Aston Martin shares might slide further after 500 jobs losses amid Covid-19 sales slump

The luxury car maker plans to axe 500 jobs after the coronavirus has impacted demand, leading to a slump in sales and the need to cut back on production of its vehicles.

Aston Martin Lagonda said that it will lay-off 500 workers due to the coronavirus pandemic leading to a slump in sales and, therefore, a need for the company to cut back on production.

The luxury car maker plans are part of a wider restructuring plan that aims to save the company £18 million a year in operating and manufacturing costs, with an additional £10 million reduction in capital expenditure. Aston Martin expects to talk with its employees and trade unions in due course.

Aston Martin is down 2% to 66p per share at the time of publication.

Aston Martin suffers Q1 loss amid Covid-19 crisis

In May, the luxury car maker recorded a significant first-quarter loss due to sales falling by almost a third due to the economic impact of the Covid-19 pandemic.

Its losses were compounded by rising US-China tensions prior to the outbreak, which reduced demand from the Chinese market. Relations between the world’s two largest economies have begun to worsen again, something that could hurt the company’s sales throughout the year.

‘Aston Martin continues to take decisive action in other areas to reduce cost and remove non-critical expenditure from the business at every level including in areas such as contractor numbers, site footprint, marketing and travel costs,’ the company said in a statement.

‘The measures announced today will right-size the organisational structure and bring the cost base into line with reduced sports car production levels, consistent with restoring profitability,’ Aston Martin added.

Aston Martin: technical analysis

The stock continues to come under pressure on Thursday, having already shed almost 90% of its value over the past six months.

In March, Aston Martin shares tried to retrace some of its recent losses but faltered at key resistance just above £2.85, before gapping sharply lower to hit an all-time low in mid-May.

Since then, the stock has recovered modestly, trading in an ascending trendline with a series of higher lows, although it still remains significantly below the key £1 level.

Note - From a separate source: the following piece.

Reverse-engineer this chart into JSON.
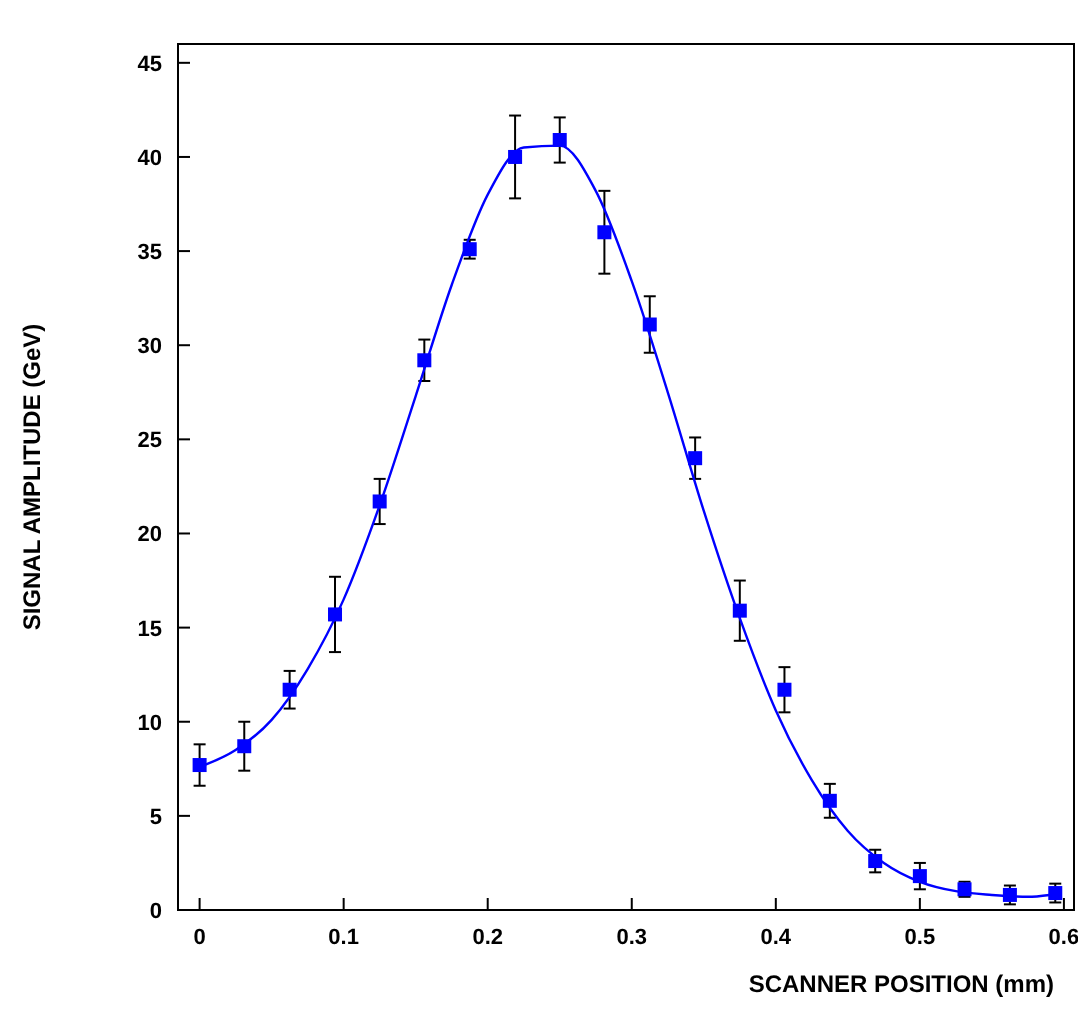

The recent narrowing of the Bollinger bands might suggest that there could be some volatility ahead for the stock, which is currently testing the upper band, according to Victoria Scholar, market analyst and presenter at IG.

‘There appears to be key resistance at the 50-day moving average of 83p. A crossover of price above this level would act as a bullish indication for the stock,’ Scholar said.

‘Then next resistance levels to watch would be the psychological £1 mark and £1.19 where the stock gapped lower in March. Meanwhile on the downside look for support at the 20-day moving average around 45p,’ she added.